If you want to delve further into the lives of both Mistral le Poète and Pujol le Pétomane, the standard French encyclopedia is usually referred to by the publisher's name, Larousse. (Mistral really was the man's name, apparently.) The Larousse logo is of a girl blowing a dandelion clock, with the motto Je sème à tout vent, which I suppose you could translate as 'I sow with every blow'.

We're not enormously troubled with wind here in our corner of the Languedoc. Even the mistral goes by another name: they call it the tramontane, the north wind that scours the great central plateau of France before sweeping its gusts and eddies into the secret places of our valley.
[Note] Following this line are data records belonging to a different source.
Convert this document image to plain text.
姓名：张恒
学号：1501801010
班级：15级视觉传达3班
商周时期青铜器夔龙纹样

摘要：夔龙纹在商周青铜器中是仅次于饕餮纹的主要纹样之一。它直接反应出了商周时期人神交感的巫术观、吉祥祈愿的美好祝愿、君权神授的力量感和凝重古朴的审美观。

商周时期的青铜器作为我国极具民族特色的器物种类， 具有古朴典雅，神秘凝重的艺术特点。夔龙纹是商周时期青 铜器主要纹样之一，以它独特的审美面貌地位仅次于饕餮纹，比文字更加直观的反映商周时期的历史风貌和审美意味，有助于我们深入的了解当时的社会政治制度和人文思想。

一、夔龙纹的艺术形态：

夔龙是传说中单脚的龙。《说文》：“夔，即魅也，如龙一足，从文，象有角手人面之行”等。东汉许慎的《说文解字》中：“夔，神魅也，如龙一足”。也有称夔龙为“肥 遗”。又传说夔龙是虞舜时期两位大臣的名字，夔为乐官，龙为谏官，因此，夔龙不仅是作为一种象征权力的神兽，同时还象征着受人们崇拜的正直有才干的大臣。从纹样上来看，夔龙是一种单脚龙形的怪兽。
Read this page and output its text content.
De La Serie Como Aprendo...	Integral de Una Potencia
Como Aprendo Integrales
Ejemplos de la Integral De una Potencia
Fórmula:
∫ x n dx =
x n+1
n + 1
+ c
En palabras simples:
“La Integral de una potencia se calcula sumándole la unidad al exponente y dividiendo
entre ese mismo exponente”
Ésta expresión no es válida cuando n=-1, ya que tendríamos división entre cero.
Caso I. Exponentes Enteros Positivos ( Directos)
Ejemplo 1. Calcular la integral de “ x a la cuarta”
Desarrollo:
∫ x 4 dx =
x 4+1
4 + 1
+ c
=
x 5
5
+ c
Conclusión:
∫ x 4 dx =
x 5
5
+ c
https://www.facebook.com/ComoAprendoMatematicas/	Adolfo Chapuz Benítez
If it isn't the tramontane gusting our garden furniture off the terrasse and into the road below or scattering ripe cherries into the swimming pool, it's the marin.

The marin, warm and wet, blows in off the Mediterranean, heavy with rain laced with orange dust. Goodness knows where it comes from. We call it Sahara dust, as though passing cyclones had scooped up sandstorms in distant Timbuktu and deposited the finer débris all over Josephine's midnight blue Saab. Orange and indigo, very 1960s.

There were alarming images on French TV news a few weeks ago of typhoons in America with waterspouts sucking up cars and depositing them considerable distances away. It couldn't happen here, could it, reversing the process? We've never really wanted to go to Timbuktu, not even as part of a meteorological car-wash package.

Last month's competition, nothing to do with wind in any sense, drew a big entry, every single one correctly identifying Charles de Gaulle with France's newest aircraft-carrier, Paris' number one airport and the village of Colombey les Deux Eglises. Congratulations to early oiseaux Robin Quinn of Ottawa, Canada and Philip Humphries of Bellingham, Wa., USA, both of whom receive a complete mint set of recent French presidential election voting slips.

Philip has won this competition so often that his house must be entirely furnished with small, unimpressive knicknacks he's picked up from this column. He has an advantage, of course: when Campbell's Diary comes on stream, presumably at 00.01 on the first of the month (I've never stayed up to see), it's only 3 o'clock in the afternoon in Washington State. Just nice time to rub your eyes after your siesta, see what's on offer on the French Connections website, a quick shuffle through Larousse, and Bob's your oncle.

Phil, you've won another, cumulative prize: you get to set the next competition. D'accord? Ça va?